If Armstrong’s Tour victories are not reassigned there would be a hole in the record books, marking a shift from how organizers treated similar cases in the past.
When Alberto Contador was stripped of his 2010 Tour victory for a doping violation, organizers awarded the title to Andy Schleck. In 2006, Oscar Pereiro was awarded the victory after the doping disqualification of American rider Floyd Landis.
USADA’s position is that the Tour titles should not be given to other riders who finished on the podium, such was the level of doping during Armstrong’s era.
The agency said 20 of the 21 riders on the podium in the Tour from 1999 through 2005 have been “directly tied to likely doping through admissions, sanctions, public investigations” or other means. It added that of the 45 riders on the podium between 1996 and 2010, 36 were by cyclists “similarly tainted by doping.”

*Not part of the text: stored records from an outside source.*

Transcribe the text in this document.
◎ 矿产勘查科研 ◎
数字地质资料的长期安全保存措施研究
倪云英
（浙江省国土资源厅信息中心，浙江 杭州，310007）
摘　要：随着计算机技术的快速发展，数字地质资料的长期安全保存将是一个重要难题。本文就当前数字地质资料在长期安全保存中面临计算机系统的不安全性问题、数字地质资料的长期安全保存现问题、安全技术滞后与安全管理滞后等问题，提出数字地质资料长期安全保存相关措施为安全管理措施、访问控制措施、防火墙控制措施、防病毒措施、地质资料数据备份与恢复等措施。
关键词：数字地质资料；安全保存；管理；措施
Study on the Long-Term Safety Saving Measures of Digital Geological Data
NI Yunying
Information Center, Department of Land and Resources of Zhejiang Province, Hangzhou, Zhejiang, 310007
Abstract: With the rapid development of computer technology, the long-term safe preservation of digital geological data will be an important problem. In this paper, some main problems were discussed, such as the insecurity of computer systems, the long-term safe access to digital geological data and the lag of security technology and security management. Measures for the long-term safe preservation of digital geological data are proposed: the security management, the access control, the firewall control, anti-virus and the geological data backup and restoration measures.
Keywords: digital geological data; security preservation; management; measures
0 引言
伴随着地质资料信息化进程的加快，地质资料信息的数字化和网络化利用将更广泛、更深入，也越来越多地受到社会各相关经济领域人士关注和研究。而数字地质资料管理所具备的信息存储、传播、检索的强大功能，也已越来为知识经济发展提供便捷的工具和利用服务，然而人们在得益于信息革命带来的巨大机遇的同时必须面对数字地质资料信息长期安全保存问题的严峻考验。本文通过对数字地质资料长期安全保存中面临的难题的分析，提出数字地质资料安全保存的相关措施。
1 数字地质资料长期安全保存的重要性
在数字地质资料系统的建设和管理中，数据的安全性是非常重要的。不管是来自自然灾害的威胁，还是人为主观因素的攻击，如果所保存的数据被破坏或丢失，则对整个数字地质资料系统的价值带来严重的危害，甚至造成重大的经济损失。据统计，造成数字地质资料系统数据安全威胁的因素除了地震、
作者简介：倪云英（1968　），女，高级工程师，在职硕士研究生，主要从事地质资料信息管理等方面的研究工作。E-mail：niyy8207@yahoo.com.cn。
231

The world’s most famous cyclist could still face further sports sanctions and legal challenges. Armstrong could lose his 2000 Olympic time-trial bronze medal and may be targeted with civil lawsuits from ex-sponsors or even the U.S. government.
McQuaid said the UCI’s board will meet Friday to discuss the Olympic issue and whether to update other race results taking account of Armstrong’s disqualifications.
A so-called “Truth and Reconciliation” commission, which could offer a limited amnesty to riders and officials who confessed to doping practices, will also be discussed, UCI legal adviser Philippe Verbiest said.
In total, 26 people—including 15 riders—testified to USADA that Armstrong and his teams used and trafficked banned substances and routinely used blood transfusions. Among the witnesses were loyal sidekick George Hincapie and admitted dopers Tyler Hamilton and Landis.
USADA’s case also implicated Italian sports doctor Michele Ferrari, depicted as the architect of doping programs, and longtime coach and team manager Bruyneel.
Ferrari—who has been targeted in an Italian prosecutor’s probe—and another medical official, Dr. Luis Garcia del Moral, received lifetime bans.
Bruyneel, team doctor Pedro Celaya and trainer Jose “Pepe” Marti opted to take their cases to arbitration with USADA. The agency could call Armstrong as a witness at those hearings.
Bruyneel, a Belgian former Tour de France rider, lost his job last week as manager of the RadioShack-Nissan Trek team which Armstrong helped found to ride for in the 2010 season.